A good workout plan for a women at home is imperative not only for women but for men also. For a women, a good workout plan at home is a lot easier compared to men as men typically require more machine based workouts and heavy weights to build on a lot of muscle mass.
To have a solid and good workout plan for when you’re at home, you’re going to need some home equipment first. First and possibly most importantly, you’re going to need a mat of some sort. You could go out and buy a professional yoga mat or gym mat, however, you could actually just use any piece of padded material, even a small blanket folded on itself a couple of times could work. Second of all, you’re going to need some light weights which you can go out and buy at any sports store. And lastly, this is definitely not a necessity, but will help you out a lot if you decide to invest a little more into a home workout plan, a resistance band, we’ll get into why it’s so useful later on. But these three things are pretty much all you need for a good workout plan at home.
For workout at homes, your mat could be your best friend. For your mat, you could do all sorts of exercises, such as crunches, sit ups and pushups.
Now let’s break down your workout plan for when you’re at home into different categories.
– Fat burning
– Core (abs)
– Full body
For fat burning exercises, you’re going to want to bring out your mat that you purchased or made yourself. Let’s start with pushups. Do pushups for 20 seconds at a high-intensity, and when you’re done with the 20 seconds, rest for another 10 seconds, you could stand up and shake it off and just lie on the floor. Once the 10 seconds is up, continue again for another 20 seconds at a high intensity and then again rest for 10 seconds. Repeat this 8 times, then rest for a full 1 minute.
Once your 1 minute is up, do the same timing intervals, but this time for squats. And once you’ve completed that, do it again for burpees. For burpees, you could choose to do a pushups when you’re on the floor, but if you’re not ready for that, then you could just go into a pushup position but not go down. Once you’re done with burpees move along to mountain climbers.

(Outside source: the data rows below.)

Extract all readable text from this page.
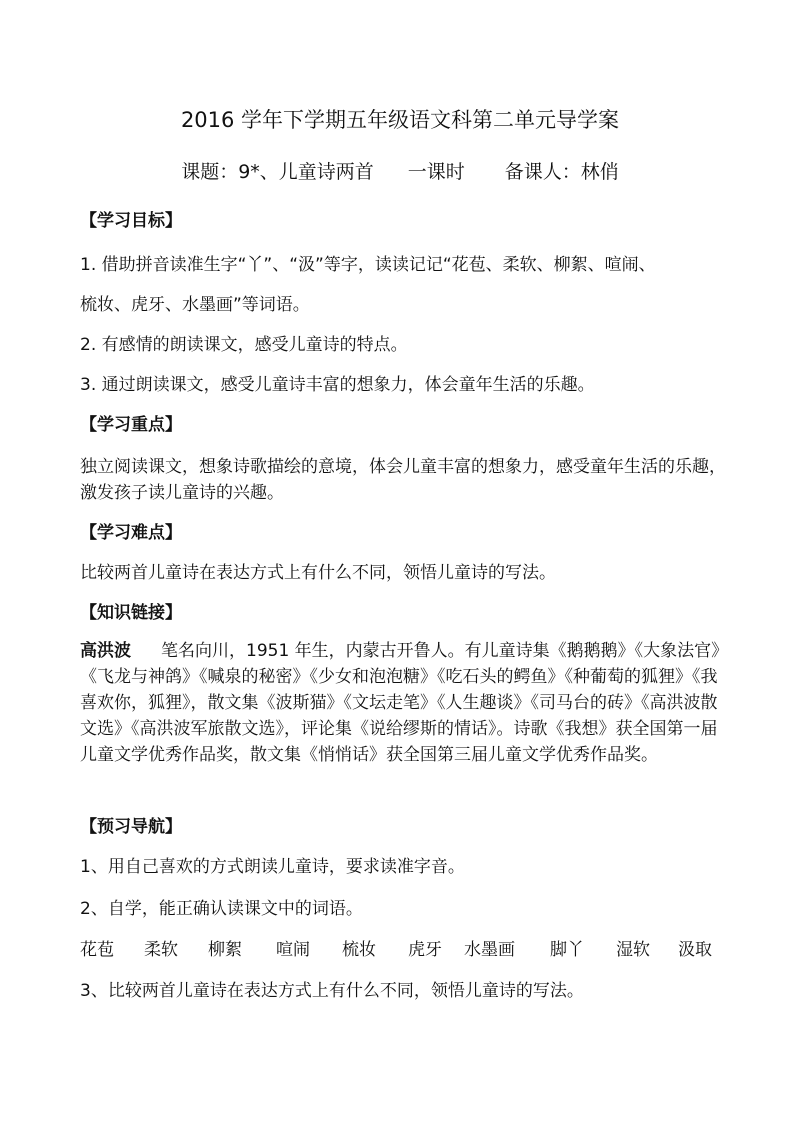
2016 学年下学期五年级语文科第二单元导学案
课题：9*、儿童诗两首 一课时 备课人：林俏
【学习目标】
1. 借助拼音读准生字“丫”、“汲”等字，读读记记“花苞、柔软、柳絮、喧闹、
梳妆、虎牙、水墨画”等词语。
2. 有感情的朗读课文，感受儿童诗的特点。
3. 通过朗读课文，感受儿童诗丰富的想象力，体会童年生活的乐趣。
【学习重点】
独立阅读课文，想象诗歌描绘的意境，体会儿童丰富的想象力，感受童年生活的乐趣，激发孩子读儿童诗的兴趣。
【学习难点】
比较两首儿童诗在表达方式上有什么不同，领悟儿童诗的写法。
【知识链接】
高洪波 笔名向川，1951 年生，内蒙古开鲁人。有儿童诗集《鹅鹅鹅》《大象法官》《飞龙与神鸽》《喊泉的秘密》《少女和泡泡糖》《吃石头的鳄鱼》《种葡萄的狐狸》《我喜欢你，狐狸》，散文集《波斯猫》《文坛走笔》《人生趣谈》《司马台的砖》《高洪波散文选》《高洪波军旅散文选》，评论集《说给缪斯的情话》。诗歌《我想》获全国第一届儿童文学优秀作品奖，散文集《悄悄话》获全国第三届儿童文学优秀作品奖。
【预习导航】
1、用自己喜欢的方式朗读儿童诗，要求读准字音。
2、自学，能正确认读课文中的词语。
花苞 柔软 柳絮 喧闹 梳妆 虎牙 水墨画 脚丫 湿软 汲取
3、比较两首儿童诗在表达方式上有什么不同，领悟儿童诗的写法。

And that concludes your fat burning exercise for when you’re at home, however, if you’re not satisfied with that workout, or you don’t feel as if you’ve really pushed yourself. Then try increasing the amount of reps you do in the 20 seconds of high intensity exercise, or you could increase the sets, timing or add another exercise, as I said before, each individual is different but the timing interval is something you should stick to.
Once again, you’re going to want to use your mat for when you’re working on your core. For these exercises, you’re going to want to set your timer for 50 seconds of high intensity workout, and 10 seconds of rest.
The exercises that we’re going to be doing is: Crunches, Leg raises, Bicycles, Planks, V-sit, Russian twists
Now that we know what exercises and the timing interval lets get more into a bit more detail. When you’re doing your crunches, be sure to keep your knees at a 90 degrees and to use your core when you crunch up, not pulling ur head toward your knees. For leg raises, try to keep your legs completely straight, but if it’s too tough, then keep them slightly bent but as straight as possible. Bicycles are quite straight forward, just constantly be mindful that you’re meant to feel your abs working. For planks, it is very important to make sure that your back is straight. For the V-sit, make sure that your legs are straight once again, and it is an option to keep your hands at the sides of your butt, but if you’d like a more intense workout, the have them completely straight pointing in front of you. For Russian twists, it is important to constantly be mindful that you’re moving your body with your core and not your arms.
For a full body workout, you’re going to need all of the equipment mentioned above. A mat, some light weights, and resistance bands. Take note that for all the exercises mentioned above, we’re going to go with 4 sets of 8 reps as a general rule of thumb.
For the mat exercises, you’re going to want to do crunches, and pushups. Each 4 sets and 8 reps.
For the light dumbbells, you’re going to do more exercises. Such as the bicep curls, tricep extensions and chest press. Again 4 sets and 8 reps each. However, if the dumbbells feel too light and you feel you’re not getting a good enough workouts, feel free to increase the reps or sets.
Now for the resistance bands you can do these exercises.
1. Front Squat
Stand on the band with feet shoulder width apart or slightly more apart and holding each end of the band, bring it to the top of each shoulder. Now do a squat, but this time the resistance band will be pulling you down as to ascend, giving you more of a workout.
2. Band Pull Apart
This is a super simple exercise and it works your chest, triceps and rhomboid (upper back). Simply take your resistance band and hold onto each end. Raise your hands up to chest height holding onto each end of the band. Now pull apart the bands until your arms fully extend out from the sides of your shoulders. Do this for 8 reps and 4 sets and see if it gives you a good enough workout.
3. Upright Row
Stand on the band with your feet shoulder width apart and hold onto the ends of the band again. Now bring your hands together and grab the band with an overhand grip. Now stand up with your arms straightened out, pointing downwards. Now pull your hands up to your chin, as if you’re lifting up a kettlebell. Your elbows should be facing diagonally up and you should make a v shape with both of your arms. Now descend your arms and repeat. Do this for 4 sets and 8 reps once again, or vary it.